Another week, another massive corporate data leak. Last week, Decathlon disclosed that 123 million records were exposed to the public as a result of a misconfigured data warehouse. The data warehouse was discovered by Noam Rotem and Ran Locar of VPNMentor. The personally identifiable information (PII) of both customers and employees were unencrypted and made available for the entire public to access online. Exposed information included employee usernames, clear text passwords, social security numbers, full names, addresses, mobile phone numbers and birth dates, as well as customer email and login details.
It’s become clear to us at Satori that today’s model for data security is completely inadequate for the cloud
Decathlon is far from the first company to suffer from such a misconfiguration and they certainly won’t be the last. In fact, Satori’s research team has discovered that the ingredients for another leak of this scale exist in nearly ten thousand other companies worldwide that use similar internet-accessible databases.

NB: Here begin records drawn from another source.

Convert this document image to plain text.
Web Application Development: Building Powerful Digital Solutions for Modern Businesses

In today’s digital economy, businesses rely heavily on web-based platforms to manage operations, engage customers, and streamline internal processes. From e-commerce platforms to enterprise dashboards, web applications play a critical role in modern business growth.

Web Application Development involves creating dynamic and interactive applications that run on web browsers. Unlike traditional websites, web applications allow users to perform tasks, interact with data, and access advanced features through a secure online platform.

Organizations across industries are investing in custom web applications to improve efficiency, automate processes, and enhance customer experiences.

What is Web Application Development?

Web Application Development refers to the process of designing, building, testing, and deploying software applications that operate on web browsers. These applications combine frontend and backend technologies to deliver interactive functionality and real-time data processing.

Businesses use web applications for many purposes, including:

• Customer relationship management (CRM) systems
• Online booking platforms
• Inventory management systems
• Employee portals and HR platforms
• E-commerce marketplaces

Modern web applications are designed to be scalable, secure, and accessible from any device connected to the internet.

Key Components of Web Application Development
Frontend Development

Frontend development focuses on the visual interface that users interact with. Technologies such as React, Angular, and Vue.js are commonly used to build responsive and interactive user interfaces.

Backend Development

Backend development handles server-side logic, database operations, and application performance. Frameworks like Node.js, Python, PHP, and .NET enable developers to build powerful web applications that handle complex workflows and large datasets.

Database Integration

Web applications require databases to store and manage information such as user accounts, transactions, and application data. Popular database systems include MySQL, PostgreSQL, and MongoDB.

Considering the public relation and regulatory fallout from these kinds of data leaks, many find themselves asking what, if anything, is being done to prevent them. Many are also wondering why they’re still happening at all. As someone that has lived and breathed data security for 15 years, I have a few thoughts. First, let’s do away with a few assumptions floating around.
Are companies simply disregarding the importance of keeping their big data repositories secure? I don’t think that’s the case.
Are companies failing to understand that their cloud configuration is an important part of their defense? Surely we’re past that point.
Do companies struggle to appreciate that cloud development models demand their own unique requirements and constraints on security? On this point, I’ve seen the security industry increasingly adopt this ethos, and many vendors have begun to roll-out incredible solutions tailored to the specific needs of cloud security.
So what’s missing? It’s become clear to us at Satori that today’s model for data security is completely inadequate for the cloud.
For years, data has been couched in layers of security, from network security to application security, end-point security to anomaly detection. This approach ensured that gaps were more or less covered and significantly limited the real threat of a data leak. Unfortunately, this layered security approach has failed to be implemented as companies migrate to the cloud—and nothing else has taken its place.
Unfortunately, this layered security approach has failed to be implemented as companies migrate to the cloud—and nothing else has taken its place
There’s a saying in aviation to always “fly two mistakes high”. It means that you should never put yourself in a position where one mistake can take you down. This is exactly what layered approaches help security teams achieve and precisely why today’s approach to data lake and data warehouse security on the cloud is doomed to fail. Relying on cloud configuration management alone cannot keep companies safe from data leaks and is many steps short of keeping big data stores safe. It is enough for one employee to replicate a VM housing sensitive data to an environment that is not configured to hold it to bring the whole plane down
The challenge with cloud configuration management is that it directly ties to the parameters of your cloud deployment—the services you run, the instances you deploy and your environment. These are all very dynamic and perfectly representative of how engineering teams constantly evolve software and services. While a company should naturally aim to be on top of that, having such a dynamic and volatile last line of defense exposes them to an unacceptable degree of both unintentional and unpredicted risks.
This begs the question: what should the last line of defense of data security look like on the cloud?:
- First, it must be isolated from environment changes—if it isn’t, you can’t be reactive to new changes and are dangerously exposed to the risk of mistakes and slow response.
- Second, it must be simple to configure and enforce—otherwise, you end up with the same configuration challenges you have for your cloud configuration and will find yourself back at square one.
- Next, it must be transparent in the environment—without transparency, friction will push people to bypass it in order to get their job done.
- Finally, it must be universal, running on any environment which ensures that it can be deployed across different cloud providers and environments.
Cloud configuration management, while necessary and impactful, isn’t any one of these things, making it an ineffective last line of defense.
If we want to see less stories about data breaches making headlines and filling our news feeds, we have to move beyond hardening cloud configuration and policy and towards adopting a more holistic approach to data governance instead. What is more, we must confront the incentive to find workarounds for data access restrictions, the biggest contributor to duplicating data into uncontrolled environments, and remove them.
Satori helps organizations control data access and achieve a high level of data protection and governance by providing a policy engine that authorizes data consumers to data. Satori is universal in the sense that it is not tied to a specific environment and is thereby sensitive to changes that take place in it. This means that it works for both new data stores and data that’s being moved between environments. Satori’s integration has no impact on data consumers, is transparent and doesn’t require architecture or data pipeline changes. Any data access through Satori is authorized based on company policy regardless of the environment configuration, meaning that sensitive data cannot leak—even if there are configuration errors.